| Syntax | Description |
|---|---|
istart |
Start the proof mode. |
istop |
Stop the proof mode. |
irename nameFrom into nameTo |
Rename the hypothesis nameFrom to nameTo. |
iclear hyp |
Discard the hypothesis hyp. |
iexists x |
Instantiate an existential quantifier in the goal with x. |
iexact hyp |
Solve the goal with the hypothesis hyp. |
iassumption |
Solve the goal with a hypothesis from any context (pure, intuitionistic or spatial). |
iex_falso |
Change the goal to False. |
ipure hyp |
Move the hypothesis hyp to the pure context. |
iintuitionistic hyp |
Move the hypothesis hyp to the intuitionistic context. |
ispatial hyp |
Move the hypothesis hyp to the spatial context. |
iemp_intro |
Solve the goal if it is emp and discard all hypotheses. |
ipure_intro |
Turn a goal of the form ⌜φ⌝ into a Lean goal φ. |
ispecialize pmTerm |
Specialize an hypothesis according to the proof mode term pmTerm. |
isplit |
Split a conjunction (e.g. ∧) into two goals, using the entire spatial context for both of them. |
isplit{l|r} |
Split a separating conjunction (e.g. ∗) into two goals, using the entire spatial context for the left (l) or right (r) side. |
isplit{l|r} [hyps] |
Split a separating conjunction (e.g. ∗) into two goals, using the hypotheses hyps as the spatial context for the left (l) or right (r) side.

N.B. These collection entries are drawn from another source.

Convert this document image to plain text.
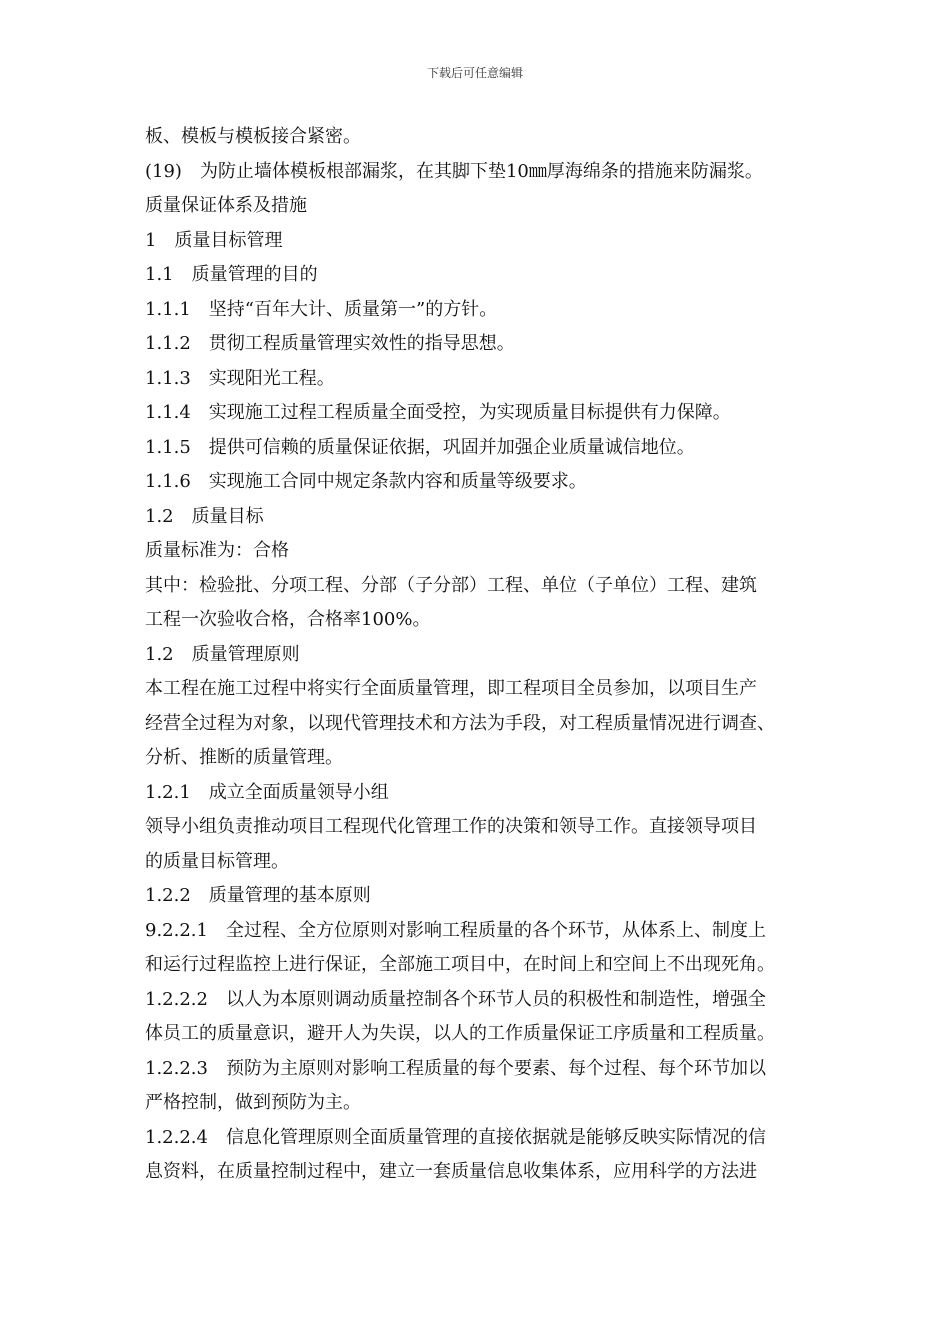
下载后可任意编辑
板、模板与模板接合紧密。
(19)　为防止墙体模板根部漏浆，在其脚下垫10㎜厚海绵条的措施来防漏浆。
质量保证体系及措施
1　质量目标管理
1.1　质量管理的目的
1.1.1　坚持“百年大计、质量第一”的方针。
1.1.2　贯彻工程质量管理实效性的指导思想。
1.1.3　实现阳光工程。
1.1.4　实现施工过程工程质量全面受控，为实现质量目标提供有力保障。
1.1.5　提供可信赖的质量保证依据，巩固并加强企业质量诚信地位。
1.1.6　实现施工合同中规定条款内容和质量等级要求。
1.2　质量目标
质量标准为：合格
其中：检验批、分项工程、分部（子分部）工程、单位（子单位）工程、建筑
工程一次验收合格，合格率100%。
1.2　质量管理原则
本工程在施工过程中将实行全面质量管理，即工程项目全员参加，以项目生产
经营全过程为对象，以现代管理技术和方法为手段，对工程质量情况进行调查、
分析、推断的质量管理。
1.2.1　成立全面质量领导小组
领导小组负责推动项目工程现代化管理工作的决策和领导工作。直接领导项目
的质量目标管理。
1.2.2　质量管理的基本原则
9.2.2.1　全过程、全方位原则对影响工程质量的各个环节，从体系上、制度上
和运行过程监控上进行保证，全部施工项目中，在时间上和空间上不出现死角。
1.2.2.2　以人为本原则调动质量控制各个环节人员的积极性和制造性，增强全
体员工的质量意识，避开人为失误，以人的工作质量保证工序质量和工程质量。
1.2.2.3　预防为主原则对影响工程质量的每个要素、每个过程、每个环节加以
严格控制，做到预防为主。
1.2.2.4　信息化管理原则全面质量管理的直接依据就是能够反映实际情况的信
息资料，在质量控制过程中，建立一套质量信息收集体系，应用科学的方法进
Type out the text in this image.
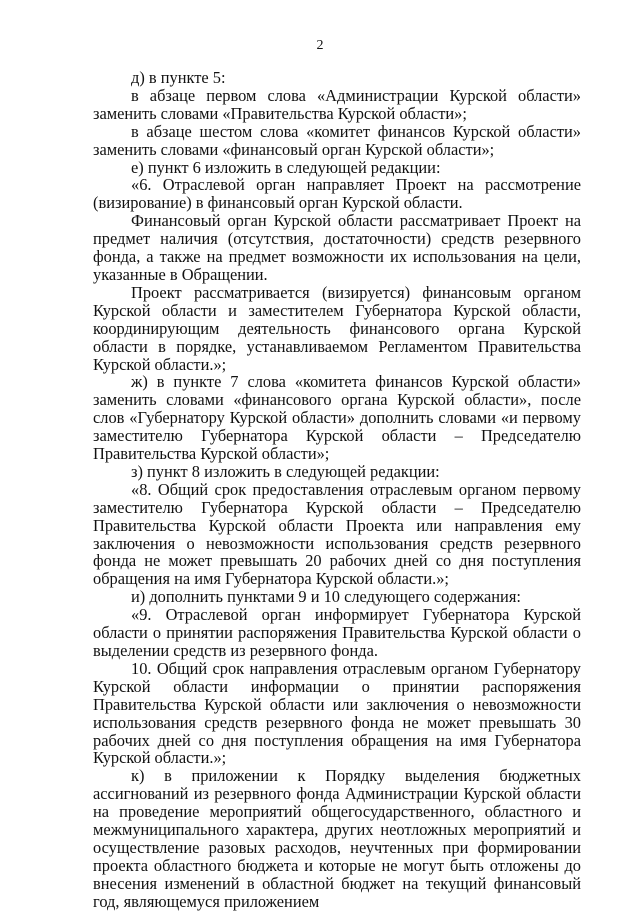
2

д) в пункте 5:

в абзаце первом слова «Администрации Курской области» заменить словами «Правительства Курской области»;

в абзаце шестом слова «комитет финансов Курской области» заменить словами «финансовый орган Курской области»;

е) пункт 6 изложить в следующей редакции:

«6. Отраслевой орган направляет Проект на рассмотрение (визирование) в финансовый орган Курской области.

Финансовый орган Курской области рассматривает Проект на предмет наличия (отсутствия, достаточности) средств резервного фонда, а также на предмет возможности их использования на цели, указанные в Обращении.

Проект рассматривается (визируется) финансовым органом Курской области и заместителем Губернатора Курской области, координирующим деятельность финансового органа Курской области в порядке, устанавливаемом Регламентом Правительства Курской области.»;

ж) в пункте 7 слова «комитета финансов Курской области» заменить словами «финансового органа Курской области», после слов «Губернатору Курской области» дополнить словами «и первому заместителю Губернатора Курской области – Председателю Правительства Курской области»;

з) пункт 8 изложить в следующей редакции:

«8. Общий срок предоставления отраслевым органом первому заместителю Губернатора Курской области – Председателю Правительства Курской области Проекта или направления ему заключения о невозможности использования средств резервного фонда не может превышать 20 рабочих дней со дня поступления обращения на имя Губернатора Курской области.»;

и) дополнить пунктами 9 и 10 следующего содержания:

«9. Отраслевой орган информирует Губернатора Курской области о принятии распоряжения Правительства Курской области о выделении средств из резервного фонда.

10. Общий срок направления отраслевым органом Губернатору Курской области информации о принятии распоряжения Правительства Курской области или заключения о невозможности использования средств резервного фонда не может превышать 30 рабочих дней со дня поступления обращения на имя Губернатора Курской области.»;

к) в приложении к Порядку выделения бюджетных ассигнований из резервного фонда Администрации Курской области на проведение мероприятий общегосударственного, областного и межмуниципального характера, других неотложных мероприятий и осуществление разовых расходов, неучтенных при формировании проекта областного бюджета и которые не могут быть отложены до внесения изменений в областной бюджет на текущий финансовый год, являющемуся приложением
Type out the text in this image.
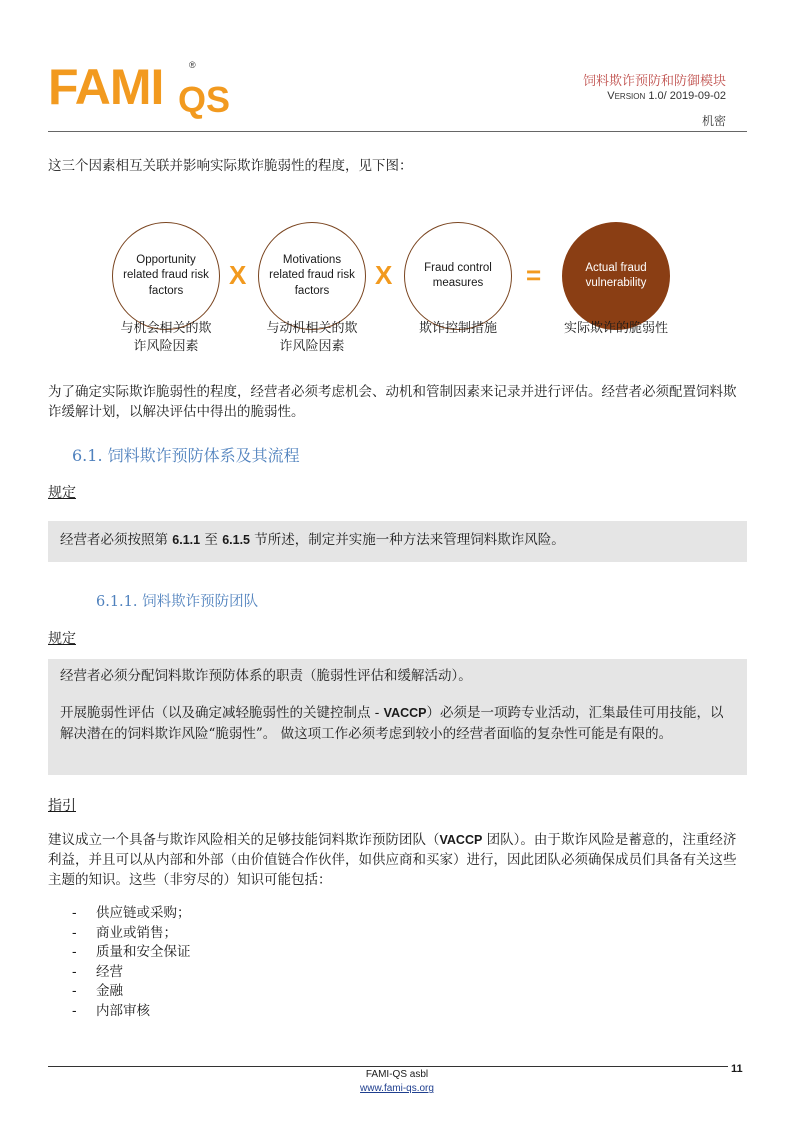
FAMI	®
QS	饲料欺诈预防和防御模块
Version 1.0/ 2019-09-02
机密
这三个因素相互关联并影响实际欺诈脆弱性的程度，见下图：
Opportunity related fraud risk factors
X
Motivations related fraud risk factors
X	Fraud control measures	=	Actual fraud vulnerability
与机会相关的欺
诈风险因素
与动机相关的欺
诈风险因素
欺诈控制措施	实际欺诈的脆弱性
为了确定实际欺诈脆弱性的程度，经营者必须考虑机会、动机和管制因素来记录并进行评估。经营者必须配置饲料欺诈缓解计划，以解决评估中得出的脆弱性。
6.1. 饲料欺诈预防体系及其流程
规定
经营者必须按照第 6.1.1 至 6.1.5 节所述，制定并实施一种方法来管理饲料欺诈风险。
6.1.1. 饲料欺诈预防团队
规定
经营者必须分配饲料欺诈预防体系的职责（脆弱性评估和缓解活动）。
开展脆弱性评估（以及确定减轻脆弱性的关键控制点 - VACCP）必须是一项跨专业活动，汇集最佳可用技能，以解决潜在的饲料欺诈风险“脆弱性”。 做这项工作必须考虑到较小的经营者面临的复杂性可能是有限的。
指引
建议成立一个具备与欺诈风险相关的足够技能饲料欺诈预防团队（VACCP 团队）。由于欺诈风险是蓄意的，注重经济利益，并且可以从内部和外部（由价值链合作伙伴，如供应商和买家）进行，因此团队必须确保成员们具备有关这些主题的知识。这些（非穷尽的）知识可能包括：
-	供应链或采购；
-	商业或销售；
-	质量和安全保证
-	经营
-	金融
-	内部审核
11
FAMI-QS asbl
www.fami-qs.org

The remaining hypotheses in the spatial context are used for the opposite side. |
ileftiright |
Choose to prove the left (ileft) or right (iright) side of a disjunction in the goal. |
icases pmTerm with cases-pat |
Destruct pmTerm using the cases pattern cases-pat. |
iintro cases-pats |
Introduce up to multiple hypotheses and destruct them using the cases patterns cases-pats. |
iapply pmTerm |
Match the conclusion of the current goal against the conclusion of the pmTerm and generates goals for each of its premises, moving all unused spatial hypotheses to the last premise. |
ihave name := pmTerm |
Move pmTerm into the Iris context with the name name. |
ihave name : term $$ spec-pat |
Assert term as name and prove it using spec-pat. |
| Pattern | Description |
|---|---|
| name | Rename the hypothesis to name. |
_ |
Drop the hypothesis. |
⟨pat_1 [, pat_2]...⟩ |
Destruct a (separating) conjunction and recursively destruct its arguments using the patterns pat_i. |
(pat_1 [| pat_2]...) |
Destruct a disjunction and recursively destruct its arguments in separate goals using the patterns pat_i. The parentheses can be omitted if this pattern is not on the top level. |
⌜name⌝ |
Move the hypothesis to the pure context and rename it to name. |
□ pat |
Move the hypothesis to the intuitionistic context and further destruct it using the pattern pat. |
∗ pat |
Move the hypothesis to the spatial context and further destruct it using the pattern pat. |
Example:
-- the hypothesis:
P1 ∗ (□ P2 ∨ P2) ∗ (P3 ∧ P3')
-- can be destructed using the pattern:
⟨HP1, □HP2 | HP2, ⟨HP3, _⟩⟩
-- (there are of course other valid patterns for destructing the shown hypothesis)| Pattern | Description |
|---|---|
H |
Use the hypothesis H, which should match the premise exactly. |
[H1, ..., HN] |
Generate a goal with the hypotheses [H1, ..., HN] |
[H1, ..., HN] as str |
Generate a goal named str with the hypotheses [H1, ..., HN]. |
%t |
Use the pure term t to instantiate the hypothesis. |
Proof mode terms (pmTerm) are of the form
(H $$ specPat1 ... specPatN)
where H is a hypothesis or Lean term whose conclusion is an entailment, and specPat1 ... specPatN are specialization patterns.